The Court has always set a high threshold for pursuing lawsuits over official misconduct.  Officers’ behavior must violate “clearly established” laws or constitutional rights, and courts have found it seldom does, because almost every specific allegation is different.

Lower court judges and scholars on both the Left and the Right have questioned that legal doctrine for creating a nearly impossible standard for victims to meet and a nearly blanket immunity for those accused of misconduct.

The doctrine was established by the Supreme Court in 1982 and has been expanded over time. Increasingly, the top court has required victims to cite a case with precisely the same detailed facts as their own in order to prove that the action against them was a clearly established violation of the law.

Justices Clarence Thomas, one of the court’s most conservative justices, and Sonia Sotomayor, a liberal, have both criticized qualified immunity on separate grounds.

CNBC has reported that, “Thomas has argued that qualified immunity is essentially a creation of the justices — substituting  ‘our own policy preferences’ for that of Congress. Sotomayor has written that qualified immunity ‘tells officers that they can shoot first and think later, and it tells the public that palpably unreasonable conduct will go unpunished.’”

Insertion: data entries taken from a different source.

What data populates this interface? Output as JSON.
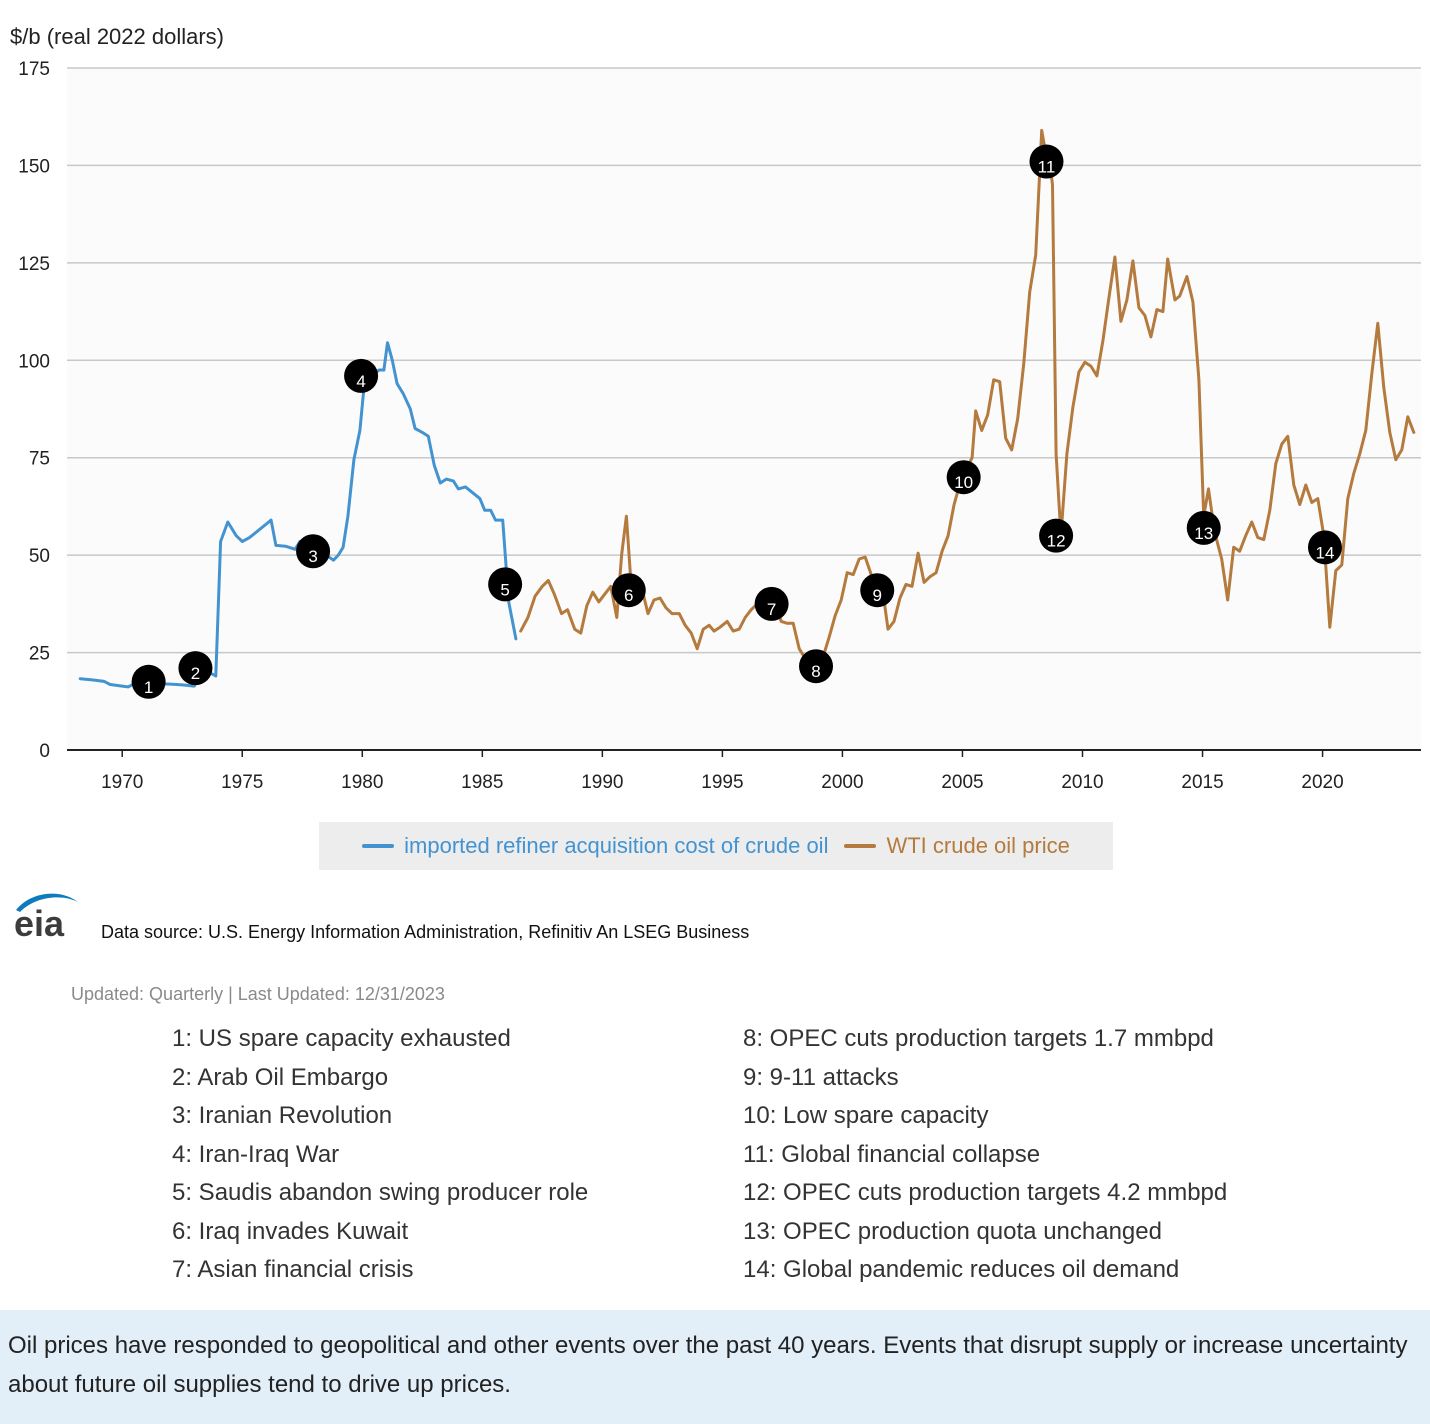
{
  "chart_data": {
    "type": "line",
    "ylabel": "$/b (real 2022 dollars)",
    "ylim": [
      0,
      175
    ],
    "xlim": [
      1967.7,
      2024.1
    ],
    "yticks": [
      0,
      25,
      50,
      75,
      100,
      125,
      150,
      175
    ],
    "xticks": [
      1970,
      1975,
      1980,
      1985,
      1990,
      1995,
      2000,
      2005,
      2010,
      2015,
      2020
    ],
    "grid": true,
    "legend_position": "bottom-center",
    "series": [
      {
        "name": "imported refiner acquisition cost of crude oil",
        "color": "#4493d1",
        "points": [
          [
            1968.25,
            18.3
          ],
          [
            1968.75,
            18
          ],
          [
            1969.25,
            17.6
          ],
          [
            1969.5,
            16.8
          ],
          [
            1970,
            16.4
          ],
          [
            1970.25,
            16.2
          ],
          [
            1970.5,
            17
          ],
          [
            1971,
            16.8
          ],
          [
            1971.5,
            17
          ],
          [
            1972,
            16.9
          ],
          [
            1972.5,
            16.7
          ],
          [
            1973,
            16.4
          ],
          [
            1973.25,
            19
          ],
          [
            1973.5,
            20
          ],
          [
            1973.75,
            19.5
          ],
          [
            1973.9,
            19
          ],
          [
            1974.1,
            53.5
          ],
          [
            1974.4,
            58.5
          ],
          [
            1974.75,
            55
          ],
          [
            1975,
            53.5
          ],
          [
            1975.3,
            54.5
          ],
          [
            1975.6,
            56
          ],
          [
            1976,
            58
          ],
          [
            1976.2,
            59
          ],
          [
            1976.4,
            52.5
          ],
          [
            1976.8,
            52.3
          ],
          [
            1977.2,
            51.5
          ],
          [
            1977.4,
            53.5
          ],
          [
            1977.75,
            53
          ],
          [
            1978.2,
            51
          ],
          [
            1978.5,
            50
          ],
          [
            1978.8,
            48.7
          ],
          [
            1979,
            50
          ],
          [
            1979.2,
            52
          ],
          [
            1979.4,
            60
          ],
          [
            1979.65,
            74.5
          ],
          [
            1979.9,
            82
          ],
          [
            1980.1,
            95
          ],
          [
            1980.4,
            96
          ],
          [
            1980.7,
            97.5
          ],
          [
            1980.9,
            97.5
          ],
          [
            1981.05,
            104.5
          ],
          [
            1981.25,
            100
          ],
          [
            1981.45,
            94
          ],
          [
            1981.7,
            91.5
          ],
          [
            1982,
            87.5
          ],
          [
            1982.2,
            82.5
          ],
          [
            1982.5,
            81.5
          ],
          [
            1982.75,
            80.5
          ],
          [
            1983,
            73
          ],
          [
            1983.25,
            68.5
          ],
          [
            1983.5,
            69.5
          ],
          [
            1983.8,
            69
          ],
          [
            1984,
            67
          ],
          [
            1984.3,
            67.5
          ],
          [
            1984.7,
            65.5
          ],
          [
            1984.9,
            64.5
          ],
          [
            1985.1,
            61.5
          ],
          [
            1985.35,
            61.5
          ],
          [
            1985.55,
            59
          ],
          [
            1985.85,
            59
          ],
          [
            1986.1,
            38
          ],
          [
            1986.4,
            28.5
          ]
        ]
      },
      {
        "name": "WTI crude oil price",
        "color": "#b47a3e",
        "points": [
          [
            1986.6,
            30.5
          ],
          [
            1986.9,
            34
          ],
          [
            1987.2,
            39.5
          ],
          [
            1987.5,
            42
          ],
          [
            1987.75,
            43.5
          ],
          [
            1988,
            40
          ],
          [
            1988.3,
            35
          ],
          [
            1988.55,
            36
          ],
          [
            1988.85,
            31
          ],
          [
            1989.1,
            30
          ],
          [
            1989.35,
            37
          ],
          [
            1989.6,
            40.5
          ],
          [
            1989.85,
            38
          ],
          [
            1990.1,
            40
          ],
          [
            1990.35,
            42
          ],
          [
            1990.6,
            34
          ],
          [
            1990.8,
            50
          ],
          [
            1991,
            60
          ],
          [
            1991.2,
            42
          ],
          [
            1991.45,
            40
          ],
          [
            1991.7,
            40
          ],
          [
            1991.9,
            35
          ],
          [
            1992.15,
            38.5
          ],
          [
            1992.4,
            39
          ],
          [
            1992.65,
            36.5
          ],
          [
            1992.9,
            35
          ],
          [
            1993.2,
            35
          ],
          [
            1993.45,
            32
          ],
          [
            1993.7,
            30
          ],
          [
            1993.95,
            26
          ],
          [
            1994.2,
            31
          ],
          [
            1994.45,
            32
          ],
          [
            1994.65,
            30.5
          ],
          [
            1994.9,
            31.5
          ],
          [
            1995.2,
            33
          ],
          [
            1995.45,
            30.5
          ],
          [
            1995.7,
            31
          ],
          [
            1995.95,
            34
          ],
          [
            1996.2,
            36
          ],
          [
            1996.45,
            37.5
          ],
          [
            1996.7,
            38.5
          ],
          [
            1996.95,
            39.5
          ],
          [
            1997.2,
            37.5
          ],
          [
            1997.45,
            33
          ],
          [
            1997.7,
            32.5
          ],
          [
            1997.95,
            32.5
          ],
          [
            1998.2,
            26
          ],
          [
            1998.45,
            23.5
          ],
          [
            1998.7,
            22.5
          ],
          [
            1998.95,
            22
          ],
          [
            1999.2,
            24
          ],
          [
            1999.45,
            29
          ],
          [
            1999.7,
            34.5
          ],
          [
            1999.95,
            38.5
          ],
          [
            2000.2,
            45.5
          ],
          [
            2000.45,
            45
          ],
          [
            2000.7,
            49
          ],
          [
            2000.95,
            49.5
          ],
          [
            2001.2,
            45
          ],
          [
            2001.45,
            44
          ],
          [
            2001.7,
            40
          ],
          [
            2001.9,
            31
          ],
          [
            2002.15,
            33
          ],
          [
            2002.4,
            39
          ],
          [
            2002.65,
            42.5
          ],
          [
            2002.9,
            42
          ],
          [
            2003.15,
            50.5
          ],
          [
            2003.4,
            43
          ],
          [
            2003.65,
            44.5
          ],
          [
            2003.9,
            45.5
          ],
          [
            2004.15,
            51
          ],
          [
            2004.4,
            55
          ],
          [
            2004.65,
            63
          ],
          [
            2004.9,
            68.5
          ],
          [
            2005.15,
            72
          ],
          [
            2005.4,
            75
          ],
          [
            2005.55,
            87
          ],
          [
            2005.8,
            82
          ],
          [
            2006.05,
            86
          ],
          [
            2006.3,
            95
          ],
          [
            2006.55,
            94.5
          ],
          [
            2006.8,
            80
          ],
          [
            2007.05,
            77
          ],
          [
            2007.3,
            85
          ],
          [
            2007.55,
            99
          ],
          [
            2007.8,
            117.5
          ],
          [
            2008.05,
            127
          ],
          [
            2008.3,
            159
          ],
          [
            2008.5,
            152
          ],
          [
            2008.65,
            150
          ],
          [
            2008.75,
            145
          ],
          [
            2008.9,
            76
          ],
          [
            2009.1,
            55
          ],
          [
            2009.35,
            76
          ],
          [
            2009.6,
            88
          ],
          [
            2009.85,
            97
          ],
          [
            2010.1,
            99.5
          ],
          [
            2010.35,
            98.5
          ],
          [
            2010.6,
            96
          ],
          [
            2010.85,
            105
          ],
          [
            2011.1,
            116
          ],
          [
            2011.35,
            126.5
          ],
          [
            2011.6,
            110
          ],
          [
            2011.85,
            115.5
          ],
          [
            2012.1,
            125.5
          ],
          [
            2012.35,
            113.5
          ],
          [
            2012.6,
            111.5
          ],
          [
            2012.85,
            106
          ],
          [
            2013.1,
            113
          ],
          [
            2013.35,
            112.5
          ],
          [
            2013.55,
            126
          ],
          [
            2013.85,
            115.5
          ],
          [
            2014.05,
            116.5
          ],
          [
            2014.35,
            121.5
          ],
          [
            2014.6,
            115
          ],
          [
            2014.85,
            95
          ],
          [
            2015.05,
            60
          ],
          [
            2015.25,
            67
          ],
          [
            2015.5,
            56
          ],
          [
            2015.8,
            49
          ],
          [
            2016.05,
            38.5
          ],
          [
            2016.3,
            52
          ],
          [
            2016.55,
            51
          ],
          [
            2016.8,
            55
          ],
          [
            2017.05,
            58.5
          ],
          [
            2017.3,
            54.5
          ],
          [
            2017.55,
            54
          ],
          [
            2017.8,
            61.5
          ],
          [
            2018.05,
            73.5
          ],
          [
            2018.3,
            78.5
          ],
          [
            2018.55,
            80.5
          ],
          [
            2018.8,
            68
          ],
          [
            2019.05,
            63
          ],
          [
            2019.3,
            68
          ],
          [
            2019.55,
            63.5
          ],
          [
            2019.8,
            64.5
          ],
          [
            2020.05,
            55
          ],
          [
            2020.3,
            31.5
          ],
          [
            2020.55,
            46
          ],
          [
            2020.8,
            47.5
          ],
          [
            2021.05,
            64.5
          ],
          [
            2021.3,
            71
          ],
          [
            2021.55,
            76
          ],
          [
            2021.8,
            82
          ],
          [
            2022.05,
            96.5
          ],
          [
            2022.3,
            109.5
          ],
          [
            2022.55,
            93
          ],
          [
            2022.8,
            81.5
          ],
          [
            2023.05,
            74.5
          ],
          [
            2023.3,
            77
          ],
          [
            2023.55,
            85.5
          ],
          [
            2023.8,
            81.5
          ]
        ]
      }
    ],
    "annotations": [
      {
        "label": "1",
        "x": 1971.1,
        "y": 17.5
      },
      {
        "label": "2",
        "x": 1973.05,
        "y": 21
      },
      {
        "label": "3",
        "x": 1977.95,
        "y": 51
      },
      {
        "label": "4",
        "x": 1979.95,
        "y": 96
      },
      {
        "label": "5",
        "x": 1985.95,
        "y": 42.5
      },
      {
        "label": "6",
        "x": 1991.1,
        "y": 41
      },
      {
        "label": "7",
        "x": 1997.05,
        "y": 37.5
      },
      {
        "label": "8",
        "x": 1998.9,
        "y": 21.5
      },
      {
        "label": "9",
        "x": 2001.45,
        "y": 41
      },
      {
        "label": "10",
        "x": 2005.05,
        "y": 70
      },
      {
        "label": "11",
        "x": 2008.5,
        "y": 151
      },
      {
        "label": "12",
        "x": 2008.9,
        "y": 55
      },
      {
        "label": "13",
        "x": 2015.05,
        "y": 57
      },
      {
        "label": "14",
        "x": 2020.1,
        "y": 52
      }
    ]
  },
  "legend": {
    "items": [
      {
        "label": "imported refiner acquisition cost of crude oil",
        "color": "#4493d1"
      },
      {
        "label": "WTI crude oil price",
        "color": "#b47a3e"
      }
    ]
  },
  "logo": {
    "text": "eia",
    "color": "#0e7bbf"
  },
  "source": "Data source: U.S. Energy Information Administration, Refinitiv An LSEG Business",
  "updated": "Updated: Quarterly | Last Updated: 12/31/2023",
  "events_left": [
    "1: US spare capacity exhausted",
    "2: Arab Oil Embargo",
    "3: Iranian Revolution",
    "4: Iran-Iraq War",
    "5: Saudis abandon swing producer role",
    "6: Iraq invades Kuwait",
    "7: Asian financial crisis"
  ],
  "events_right": [
    "8: OPEC cuts production targets 1.7 mmbpd",
    "9: 9-11 attacks",
    "10: Low spare capacity",
    "11: Global financial collapse",
    "12: OPEC cuts production targets 4.2 mmbpd",
    "13: OPEC production quota unchanged",
    "14: Global pandemic reduces oil demand"
  ],
  "caption": "Oil prices have responded to geopolitical and other events over the past 40 years. Events that disrupt supply or increase uncertainty about future oil supplies tend to drive up prices."
}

In a dissent from the court’s decision not to hear one of the qualified immunity cases it was considering, Thomas reiterated his opposition to the doctrine.

Thomas wrote, “There likely is no basis for the objective inquiry into clearly established law that our modern cases prescribe.  Leading treatises from the second half of the 19th century and case law until the 1980s contain no support for this ‘clearly established law’ test.”